Steps to reproduce the bug
- Install Gloo Edge gateway
- Install Pets application
kubectl apply -f https://raw.githubusercontent.com/solo-io/gloo/v1.16.x/example/petstore/petstore.yaml
- Setup the application route
kubectl apply -f https://gist.githubusercontent.com/dmi3zkm/f85a850bfebb1e63ced67c1c1a177c03/raw/d1ecaea8bf14c1e0fbb4810f1facb516260d77a2/vs.yaml
- Verify the route
curl -i 'http://proxy-server-url.com/all-pets' -H 'Host: rl.solo.io'
HTTP/1.1 200 OK
content-type: application/xml
date: Fri, 29 Mar 2024 16:35:14 GMT
content-length: 86
x-envoy-upstream-service-time: 7
server: envoy
[{"id":1,"name":"Dog","status":"available"},{"id":2,"name":"Cat","status":"pending"}]
- Install the rate limit service
kubectl apply -f https://gist.githubusercontent.com/dmi3zkm/862d7438e3f634f8546d371ada643ded/raw/b76214b98bb2dde7e424bd44b13b626e8288265a/rl-setup.yaml
- Verify the rate limit service installation
- Configure the rate limit server in Gloo Edge
Settings
resource.
apiVersion: gloo.solo.io/v1
kind: Settings
metadata:
...
spec:
...
ratelimitServer:
rateLimitBeforeAuth: false
ratelimitServerRef:
name: rl-ratelimit-8081
namespace: gloo-system
- Curl the route. The result should be
200 OK
- Point the gateway to the non-existing rate limit server upstream
apiVersion: gloo.solo.io/v1
kind: Settings
metadata:
...
spec:
...
ratelimitServer:
rateLimitBeforeAuth: false
ratelimitServerRef:
name: rrl-ratelimit-8081
namespace: gloo-system
- Curl your route again.
curl -i 'http://proxy-server-url.com/all-pets' -H 'Host: rl.solo.io'
curl: (52) Empty reply from server
Additional Environment Detail
No response
Additional Context
No response
Update:
After investigation I've found out the reason is the snippet of code below, which is located at https://github.com/solo-io/gloo/blob/main/projects/gloo/pkg/plugins/ratelimit/plugin.go#L119
// projects/gloo/pkg/plugins/ratelimit/plugin.go
func (p *plugin) HttpFilters(params plugins.Params, listener *v1.HttpListener) ([]plugins.StagedHttpFilter, error) {
serverSettings := p.getServerSettingsForListener(listener)

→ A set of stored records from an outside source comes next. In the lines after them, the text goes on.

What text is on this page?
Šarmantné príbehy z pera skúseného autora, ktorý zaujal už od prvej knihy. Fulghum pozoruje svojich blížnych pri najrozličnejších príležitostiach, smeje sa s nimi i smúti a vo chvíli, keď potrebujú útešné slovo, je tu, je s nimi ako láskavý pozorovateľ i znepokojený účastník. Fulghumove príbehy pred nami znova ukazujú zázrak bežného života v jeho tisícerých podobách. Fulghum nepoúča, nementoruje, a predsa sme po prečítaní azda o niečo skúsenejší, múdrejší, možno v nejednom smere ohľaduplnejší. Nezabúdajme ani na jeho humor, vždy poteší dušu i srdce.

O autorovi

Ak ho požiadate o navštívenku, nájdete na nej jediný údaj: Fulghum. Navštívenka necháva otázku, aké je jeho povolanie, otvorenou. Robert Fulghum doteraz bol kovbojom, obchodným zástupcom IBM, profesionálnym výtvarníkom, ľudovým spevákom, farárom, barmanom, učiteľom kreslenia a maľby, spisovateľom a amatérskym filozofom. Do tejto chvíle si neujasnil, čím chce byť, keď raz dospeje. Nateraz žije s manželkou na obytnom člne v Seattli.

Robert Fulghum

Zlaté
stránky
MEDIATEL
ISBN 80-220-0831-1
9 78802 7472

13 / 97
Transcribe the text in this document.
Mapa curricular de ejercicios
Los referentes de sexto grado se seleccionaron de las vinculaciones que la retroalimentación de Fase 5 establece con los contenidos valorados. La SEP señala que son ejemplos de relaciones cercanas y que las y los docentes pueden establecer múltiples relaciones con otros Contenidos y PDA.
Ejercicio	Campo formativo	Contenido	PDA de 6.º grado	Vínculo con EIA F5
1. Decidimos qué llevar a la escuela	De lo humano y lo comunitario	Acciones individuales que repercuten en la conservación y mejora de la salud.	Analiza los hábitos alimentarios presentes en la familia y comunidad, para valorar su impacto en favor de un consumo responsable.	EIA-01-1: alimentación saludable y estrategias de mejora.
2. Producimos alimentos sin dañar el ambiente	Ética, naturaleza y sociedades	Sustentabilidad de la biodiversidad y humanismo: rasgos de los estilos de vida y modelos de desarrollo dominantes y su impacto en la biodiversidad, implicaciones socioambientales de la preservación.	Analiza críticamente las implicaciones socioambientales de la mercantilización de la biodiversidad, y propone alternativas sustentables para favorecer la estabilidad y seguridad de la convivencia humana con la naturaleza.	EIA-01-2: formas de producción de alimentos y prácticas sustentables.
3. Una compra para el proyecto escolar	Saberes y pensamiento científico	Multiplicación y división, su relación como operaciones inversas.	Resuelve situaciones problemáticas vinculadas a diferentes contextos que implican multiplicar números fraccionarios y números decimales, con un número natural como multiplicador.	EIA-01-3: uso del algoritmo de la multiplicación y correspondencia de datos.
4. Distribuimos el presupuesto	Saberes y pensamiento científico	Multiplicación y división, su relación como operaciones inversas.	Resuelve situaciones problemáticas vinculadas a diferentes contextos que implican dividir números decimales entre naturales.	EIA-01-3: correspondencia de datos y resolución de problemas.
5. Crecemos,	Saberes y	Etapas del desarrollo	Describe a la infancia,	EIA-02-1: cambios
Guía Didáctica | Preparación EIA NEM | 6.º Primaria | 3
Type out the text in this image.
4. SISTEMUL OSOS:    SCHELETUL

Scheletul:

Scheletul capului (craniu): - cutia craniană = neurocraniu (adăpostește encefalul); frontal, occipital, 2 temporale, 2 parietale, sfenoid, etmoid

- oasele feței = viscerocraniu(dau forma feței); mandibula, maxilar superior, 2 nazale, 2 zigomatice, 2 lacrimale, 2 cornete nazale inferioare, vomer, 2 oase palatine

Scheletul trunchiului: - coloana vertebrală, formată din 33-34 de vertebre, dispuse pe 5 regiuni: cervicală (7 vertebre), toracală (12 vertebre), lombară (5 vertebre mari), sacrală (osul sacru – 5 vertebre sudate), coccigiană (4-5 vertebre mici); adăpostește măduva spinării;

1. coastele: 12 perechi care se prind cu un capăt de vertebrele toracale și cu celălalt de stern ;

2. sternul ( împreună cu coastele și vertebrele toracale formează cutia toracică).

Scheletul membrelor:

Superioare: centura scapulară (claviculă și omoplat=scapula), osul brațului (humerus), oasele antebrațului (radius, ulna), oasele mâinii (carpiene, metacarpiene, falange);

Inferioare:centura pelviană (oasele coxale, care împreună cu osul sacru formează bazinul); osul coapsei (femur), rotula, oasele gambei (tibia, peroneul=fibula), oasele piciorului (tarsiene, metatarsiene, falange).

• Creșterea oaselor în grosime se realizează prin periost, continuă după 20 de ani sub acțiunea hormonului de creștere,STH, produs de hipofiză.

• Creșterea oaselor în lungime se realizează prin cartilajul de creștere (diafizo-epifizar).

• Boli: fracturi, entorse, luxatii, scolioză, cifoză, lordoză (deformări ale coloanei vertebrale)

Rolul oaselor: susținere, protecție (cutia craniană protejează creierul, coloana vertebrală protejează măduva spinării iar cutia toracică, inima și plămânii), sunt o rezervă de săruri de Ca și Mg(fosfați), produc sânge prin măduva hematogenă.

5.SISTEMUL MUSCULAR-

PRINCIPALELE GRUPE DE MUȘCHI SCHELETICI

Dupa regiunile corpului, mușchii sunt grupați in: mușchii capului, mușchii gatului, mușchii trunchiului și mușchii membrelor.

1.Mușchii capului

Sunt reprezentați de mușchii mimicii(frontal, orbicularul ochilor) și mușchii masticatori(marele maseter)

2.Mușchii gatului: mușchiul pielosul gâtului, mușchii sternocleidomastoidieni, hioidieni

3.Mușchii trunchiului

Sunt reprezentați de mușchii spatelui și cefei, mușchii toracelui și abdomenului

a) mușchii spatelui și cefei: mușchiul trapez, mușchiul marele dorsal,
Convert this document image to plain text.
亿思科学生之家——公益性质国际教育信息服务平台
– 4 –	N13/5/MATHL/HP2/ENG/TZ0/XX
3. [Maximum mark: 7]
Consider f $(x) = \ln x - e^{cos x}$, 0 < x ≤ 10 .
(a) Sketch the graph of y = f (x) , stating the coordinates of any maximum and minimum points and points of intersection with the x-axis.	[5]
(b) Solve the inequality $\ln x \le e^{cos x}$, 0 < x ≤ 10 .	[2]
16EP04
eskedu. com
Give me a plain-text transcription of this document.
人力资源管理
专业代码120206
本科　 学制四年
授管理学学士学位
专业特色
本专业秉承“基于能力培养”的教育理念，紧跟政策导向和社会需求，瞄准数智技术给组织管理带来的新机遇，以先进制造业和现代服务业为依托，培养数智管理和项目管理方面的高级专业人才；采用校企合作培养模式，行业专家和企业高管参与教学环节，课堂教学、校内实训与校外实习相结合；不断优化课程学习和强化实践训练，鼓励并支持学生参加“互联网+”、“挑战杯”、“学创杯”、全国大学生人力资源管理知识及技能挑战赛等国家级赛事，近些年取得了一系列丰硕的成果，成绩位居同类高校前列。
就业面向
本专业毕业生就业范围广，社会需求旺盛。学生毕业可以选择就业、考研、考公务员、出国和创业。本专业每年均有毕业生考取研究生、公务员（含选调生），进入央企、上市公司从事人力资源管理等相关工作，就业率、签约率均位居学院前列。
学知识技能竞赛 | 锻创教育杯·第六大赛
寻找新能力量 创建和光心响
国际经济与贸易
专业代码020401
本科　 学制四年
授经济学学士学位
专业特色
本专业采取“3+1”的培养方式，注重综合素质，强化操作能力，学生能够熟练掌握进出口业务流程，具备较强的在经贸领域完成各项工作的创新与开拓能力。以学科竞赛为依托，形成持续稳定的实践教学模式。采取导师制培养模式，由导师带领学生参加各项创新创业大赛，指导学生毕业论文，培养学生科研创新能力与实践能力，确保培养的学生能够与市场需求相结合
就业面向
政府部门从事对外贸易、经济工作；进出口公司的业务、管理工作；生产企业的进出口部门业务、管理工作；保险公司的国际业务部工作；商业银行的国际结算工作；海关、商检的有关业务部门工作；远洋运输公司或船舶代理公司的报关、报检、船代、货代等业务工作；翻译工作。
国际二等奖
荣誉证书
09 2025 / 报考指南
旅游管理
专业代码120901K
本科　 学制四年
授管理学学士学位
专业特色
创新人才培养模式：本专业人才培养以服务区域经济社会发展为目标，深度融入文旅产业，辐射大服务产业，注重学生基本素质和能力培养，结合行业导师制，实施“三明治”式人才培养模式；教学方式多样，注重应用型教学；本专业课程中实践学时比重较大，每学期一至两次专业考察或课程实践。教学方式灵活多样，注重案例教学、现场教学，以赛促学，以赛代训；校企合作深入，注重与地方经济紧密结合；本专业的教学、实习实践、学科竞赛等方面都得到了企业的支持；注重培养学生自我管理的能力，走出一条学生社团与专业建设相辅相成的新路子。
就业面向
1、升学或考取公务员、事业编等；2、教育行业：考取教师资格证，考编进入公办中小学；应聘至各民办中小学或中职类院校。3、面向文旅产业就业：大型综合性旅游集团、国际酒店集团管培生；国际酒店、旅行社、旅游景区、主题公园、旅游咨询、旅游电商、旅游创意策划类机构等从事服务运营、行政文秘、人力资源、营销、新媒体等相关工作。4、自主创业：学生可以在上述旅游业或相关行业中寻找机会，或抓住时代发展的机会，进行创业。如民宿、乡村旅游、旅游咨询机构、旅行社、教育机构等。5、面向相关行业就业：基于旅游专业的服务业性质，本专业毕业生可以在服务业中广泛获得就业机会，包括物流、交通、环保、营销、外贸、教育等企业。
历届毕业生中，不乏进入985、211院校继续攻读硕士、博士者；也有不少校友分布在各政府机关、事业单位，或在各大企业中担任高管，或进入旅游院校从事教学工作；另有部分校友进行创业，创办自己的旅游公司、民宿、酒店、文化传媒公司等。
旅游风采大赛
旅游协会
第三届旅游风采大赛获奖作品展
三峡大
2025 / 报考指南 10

upstreamRef := serverSettings.GetRatelimitServerRef()
if upstreamRef == nil {
return nil, nil
}
// Make sure the server exists
_, err := params.Snapshot.Upstreams.Find(upstreamRef.GetNamespace(), upstreamRef.GetName())
if err != nil {
return nil, ServerNotFound(upstreamRef)
}
The returned err
is appended to the HTTP Listener error report. That's the reason why validator fails the translation.
And that leads me to a question is it always strictly necessary to fail the whole listener if there is no valid rate limit upstream?
Is it a good idea to make this behavior configurable?